Patrimônio declarado de Flávio Bolsonaro aumentou 6.723% em dezesseis anos. Por Joaquim de Carvalho

Flávio Bolsonaro e Fabrício Queiroz

A revelação de que Flávio Bolsonaro comprou dois imóveis, no valor de R$ 4,2 milhões, entre 2014 e 2017, gera um novo problema para o primeiro-filho.

Em 2018, quando apresentou sua declaração de bens à justiça eleitoral, informou possuir um apartamento na Barra da Tijuca de R$ 917 mil, aplicações bancárias que totalizavam R$ 558 mil, sala comercial na Barra da Tijuca no valor de R$ 150 mil, carro da marca Volvo (66 mil), 50% de uma loja Kopenhagen. Total: 1,7 milhão.

Onde foi parar a diferença entre R$ 4,2 milhões e R$ 1,7 milhão?

A declaração de bens entregue à justiça eleitoral tem outro problema.

O valor informado do apartamento é inferior ao que está registrado na escritura, conforme reportagem da Folha de S. Paulo.

Flávio teria comprado o apartamento da Barra daTijuca nesse período pelo valor de R$ 2,55 milhões, R$ 1,64 milhão a mais do que o que foi declarado ao Tribunal Regional Eleitoral.

Segundo o jornal, mesmo o preço declarado em escritura é inferior ao que está registrado na Prefeitura do Rio de Janeiro para efeito de cobrança do IPTU.

O apartamento fica numa das áreas mais valorizadas na cidade, na avenida  Lúcio Costa, de frente para a praia.

No mesmo período em que fazia essas aquisições, o então assessor dele, Fabrício Queiroz, movimentava R$ 7 milhões em sua conta bancária, segundo relatório do Conselho de Controle de Atividades Financeiras (Coaf).

De onde teria vindo os recursos que geraram o movimento de R$ 7 milhões em três anos?

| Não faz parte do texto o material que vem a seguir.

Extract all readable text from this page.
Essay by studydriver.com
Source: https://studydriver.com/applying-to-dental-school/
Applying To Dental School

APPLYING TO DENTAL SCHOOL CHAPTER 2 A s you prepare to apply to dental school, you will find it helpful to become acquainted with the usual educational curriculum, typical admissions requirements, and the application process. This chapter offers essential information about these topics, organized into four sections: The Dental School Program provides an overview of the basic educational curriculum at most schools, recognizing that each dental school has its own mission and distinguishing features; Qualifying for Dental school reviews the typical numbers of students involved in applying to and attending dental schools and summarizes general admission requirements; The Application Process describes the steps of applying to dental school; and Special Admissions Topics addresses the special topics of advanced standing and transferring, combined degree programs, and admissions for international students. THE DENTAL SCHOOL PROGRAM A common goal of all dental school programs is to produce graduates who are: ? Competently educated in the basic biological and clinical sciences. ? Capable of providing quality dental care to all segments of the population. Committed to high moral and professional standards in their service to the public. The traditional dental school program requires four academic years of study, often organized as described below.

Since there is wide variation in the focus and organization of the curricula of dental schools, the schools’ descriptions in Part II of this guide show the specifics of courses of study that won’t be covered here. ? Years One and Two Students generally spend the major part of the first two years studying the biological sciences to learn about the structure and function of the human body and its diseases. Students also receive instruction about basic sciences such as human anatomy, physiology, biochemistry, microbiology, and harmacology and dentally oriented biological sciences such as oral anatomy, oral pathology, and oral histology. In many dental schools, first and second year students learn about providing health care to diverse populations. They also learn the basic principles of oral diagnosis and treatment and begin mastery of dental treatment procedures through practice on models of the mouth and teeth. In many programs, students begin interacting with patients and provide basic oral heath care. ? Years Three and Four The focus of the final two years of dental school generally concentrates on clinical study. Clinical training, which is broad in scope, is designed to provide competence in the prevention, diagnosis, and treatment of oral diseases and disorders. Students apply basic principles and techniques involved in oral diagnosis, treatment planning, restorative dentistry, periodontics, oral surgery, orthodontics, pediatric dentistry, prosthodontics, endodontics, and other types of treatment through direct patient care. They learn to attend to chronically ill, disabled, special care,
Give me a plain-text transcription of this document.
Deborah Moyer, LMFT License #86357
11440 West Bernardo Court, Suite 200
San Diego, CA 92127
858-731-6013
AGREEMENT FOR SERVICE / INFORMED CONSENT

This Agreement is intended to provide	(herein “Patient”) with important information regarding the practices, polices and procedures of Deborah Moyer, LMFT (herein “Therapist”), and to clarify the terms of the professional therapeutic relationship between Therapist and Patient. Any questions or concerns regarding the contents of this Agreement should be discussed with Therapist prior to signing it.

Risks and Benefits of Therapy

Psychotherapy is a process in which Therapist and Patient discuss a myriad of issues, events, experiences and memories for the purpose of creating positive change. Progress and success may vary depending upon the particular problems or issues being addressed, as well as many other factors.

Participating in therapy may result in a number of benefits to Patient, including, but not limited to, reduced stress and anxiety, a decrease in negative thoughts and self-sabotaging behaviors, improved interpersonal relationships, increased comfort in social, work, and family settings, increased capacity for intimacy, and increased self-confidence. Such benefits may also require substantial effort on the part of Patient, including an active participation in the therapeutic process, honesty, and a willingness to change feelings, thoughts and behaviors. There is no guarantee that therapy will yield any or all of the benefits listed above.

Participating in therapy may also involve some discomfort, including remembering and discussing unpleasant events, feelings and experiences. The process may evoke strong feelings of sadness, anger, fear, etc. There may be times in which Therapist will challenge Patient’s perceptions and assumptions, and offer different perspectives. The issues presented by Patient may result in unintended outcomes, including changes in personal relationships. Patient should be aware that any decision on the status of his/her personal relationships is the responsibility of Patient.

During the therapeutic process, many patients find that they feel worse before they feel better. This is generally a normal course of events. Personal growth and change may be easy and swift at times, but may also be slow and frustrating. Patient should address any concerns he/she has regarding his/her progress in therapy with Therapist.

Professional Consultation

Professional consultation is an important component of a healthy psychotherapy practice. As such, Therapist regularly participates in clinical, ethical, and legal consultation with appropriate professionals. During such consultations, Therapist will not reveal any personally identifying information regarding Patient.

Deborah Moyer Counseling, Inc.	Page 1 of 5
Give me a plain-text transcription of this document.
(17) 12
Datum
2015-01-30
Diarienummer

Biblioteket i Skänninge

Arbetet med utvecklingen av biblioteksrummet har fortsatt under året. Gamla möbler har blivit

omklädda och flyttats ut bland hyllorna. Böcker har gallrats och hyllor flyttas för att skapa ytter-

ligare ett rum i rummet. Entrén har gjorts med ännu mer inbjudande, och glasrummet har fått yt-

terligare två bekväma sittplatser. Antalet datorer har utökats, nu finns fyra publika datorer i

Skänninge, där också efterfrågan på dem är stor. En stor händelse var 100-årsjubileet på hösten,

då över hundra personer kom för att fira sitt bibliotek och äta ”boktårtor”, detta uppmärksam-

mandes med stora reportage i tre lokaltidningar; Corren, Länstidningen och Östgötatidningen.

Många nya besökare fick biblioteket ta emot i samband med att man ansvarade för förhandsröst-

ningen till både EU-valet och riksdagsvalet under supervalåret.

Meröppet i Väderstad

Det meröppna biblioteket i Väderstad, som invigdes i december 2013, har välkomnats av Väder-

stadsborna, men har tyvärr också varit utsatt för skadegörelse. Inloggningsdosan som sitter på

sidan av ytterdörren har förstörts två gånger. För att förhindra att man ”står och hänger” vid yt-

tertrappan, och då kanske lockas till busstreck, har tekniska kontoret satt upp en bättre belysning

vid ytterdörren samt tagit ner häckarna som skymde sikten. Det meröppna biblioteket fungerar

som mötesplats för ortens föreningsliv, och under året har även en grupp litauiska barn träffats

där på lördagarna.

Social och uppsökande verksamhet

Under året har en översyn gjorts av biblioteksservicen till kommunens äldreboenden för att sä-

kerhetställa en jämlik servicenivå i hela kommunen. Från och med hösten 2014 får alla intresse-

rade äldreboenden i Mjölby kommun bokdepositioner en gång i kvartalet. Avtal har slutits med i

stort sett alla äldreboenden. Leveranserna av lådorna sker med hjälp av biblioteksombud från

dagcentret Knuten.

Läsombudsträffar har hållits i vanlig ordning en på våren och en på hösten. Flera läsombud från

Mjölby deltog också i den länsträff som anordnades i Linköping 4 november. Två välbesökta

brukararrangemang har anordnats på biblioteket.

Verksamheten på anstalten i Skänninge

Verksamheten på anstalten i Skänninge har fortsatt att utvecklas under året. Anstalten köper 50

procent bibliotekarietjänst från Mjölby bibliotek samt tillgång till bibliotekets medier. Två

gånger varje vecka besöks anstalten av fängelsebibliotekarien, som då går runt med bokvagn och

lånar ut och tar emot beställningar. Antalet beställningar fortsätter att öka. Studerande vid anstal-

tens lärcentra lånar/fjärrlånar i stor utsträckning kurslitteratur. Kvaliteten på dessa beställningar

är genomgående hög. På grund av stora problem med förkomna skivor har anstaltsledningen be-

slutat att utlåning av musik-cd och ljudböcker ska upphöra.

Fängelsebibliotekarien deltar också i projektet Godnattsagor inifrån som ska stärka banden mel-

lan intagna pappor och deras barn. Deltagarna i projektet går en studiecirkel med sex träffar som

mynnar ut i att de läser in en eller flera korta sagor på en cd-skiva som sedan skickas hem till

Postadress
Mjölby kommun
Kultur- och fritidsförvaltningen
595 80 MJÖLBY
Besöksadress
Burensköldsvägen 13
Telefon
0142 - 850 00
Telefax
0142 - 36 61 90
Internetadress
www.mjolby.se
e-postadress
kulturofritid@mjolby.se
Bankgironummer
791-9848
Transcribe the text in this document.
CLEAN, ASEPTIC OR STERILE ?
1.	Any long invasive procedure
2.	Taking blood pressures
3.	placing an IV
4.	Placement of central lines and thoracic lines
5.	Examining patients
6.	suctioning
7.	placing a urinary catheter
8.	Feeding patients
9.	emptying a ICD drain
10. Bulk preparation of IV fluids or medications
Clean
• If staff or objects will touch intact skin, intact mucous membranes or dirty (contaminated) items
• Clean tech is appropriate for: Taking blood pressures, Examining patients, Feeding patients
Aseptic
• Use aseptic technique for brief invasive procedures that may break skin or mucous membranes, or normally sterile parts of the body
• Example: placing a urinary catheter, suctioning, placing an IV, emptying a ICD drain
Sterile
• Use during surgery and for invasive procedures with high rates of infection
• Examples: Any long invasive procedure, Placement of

Fabrício Queiroz, como o DCM mostrou, não tem sinais exteriores de riqueza. Pelo contrário. Mora em uma casa simples de uma comunidade e a família toda trabalha — durante muito tempo, em cargos políticos de confiança da família Bolsonaro.

Flávio Bolsonaro entrou na política em 2002, quando se elegeu deputado estadual. Na época, declarou como patrimônio apenas um Gol 1.0 16 válvulas, no valor de R$ 25.500,00.

Oito anos depois, em 2010, ele já aparecia em intensa transação imobiliária.

Comprou sete salas comerciais em um condomínio da Barra, o Prime, e sete dias depois vendeu para a MCA, empresa que tem uma offshore do Panamá como uma de suas controladoras.

Essas negociações passam longe de suas declarações à justiça eleitoral, obrigatória quando se elege.

Ainda assim, a evolução patrimonial declarada por Flávio Bolsonaro em quatro mandatos consecutivos (16 anos) já é surpreendente.

Aumentou 6.723%, um absurdo principalmente se se levar em consideração o salário do deputado: R$ 25,3 mil brutos. 

Repita-se: evolução patrimonial por declarações dele próprio.

Atribuir essa evolução patrimonial e a montanha de dinheiro identificada nas contas de Flávio e Fabrício ao pedágio pago pelos funcionários de confiança de gabinete não fecha a conta.

Os valores tornados públicos são muito mais expressivos. Muito maior do que pixulecos de funcionários de gabinete poderiam proporcionar.

Talvez isso explique o desespero de Flávio Bolsonaro.

Ele não quer esclarecer nada, porque não tem como.

Se quisesse, já teria se apresentado ao Ministério Público.

Ao contrário, ele conseguiu suspender a investigação através de uma medida liminar no Supremo Tribunal Federal.

Vai bater na tecla de que está sendo perseguido, contando com os amigos na imprensa, como a Record e a RedeTV.

Quer levar o caso para a esfera federal, onde a influência da presidência é maior.

Nesse momento, segundo informações de bastidores, há uma disputa política no âmbito da Procuradoria Geral da República.

Raquel Dodge quer permanecer no cargo de procuradora geral, que Bolsonaro gostaria de entregar a partir de setembro a Deltan Dallagnol — o que completaria a ascensão dos líderes da “República de Curitiba” ao poder central.

Tanto Raquel Dodge quanto Dallagnol estão muito discretos em relação ao escândalo Flávio Bolsonaro.

O primeiro-filho sabe que o primeiro dos dois que tomar qualquer iniciativa contra ele, ainda que na forma de declaração, perderá a chance de comandar a PGR.

A república brasileira, nas mãos de Bolsonaro, já emite o mau cheiro da podridão.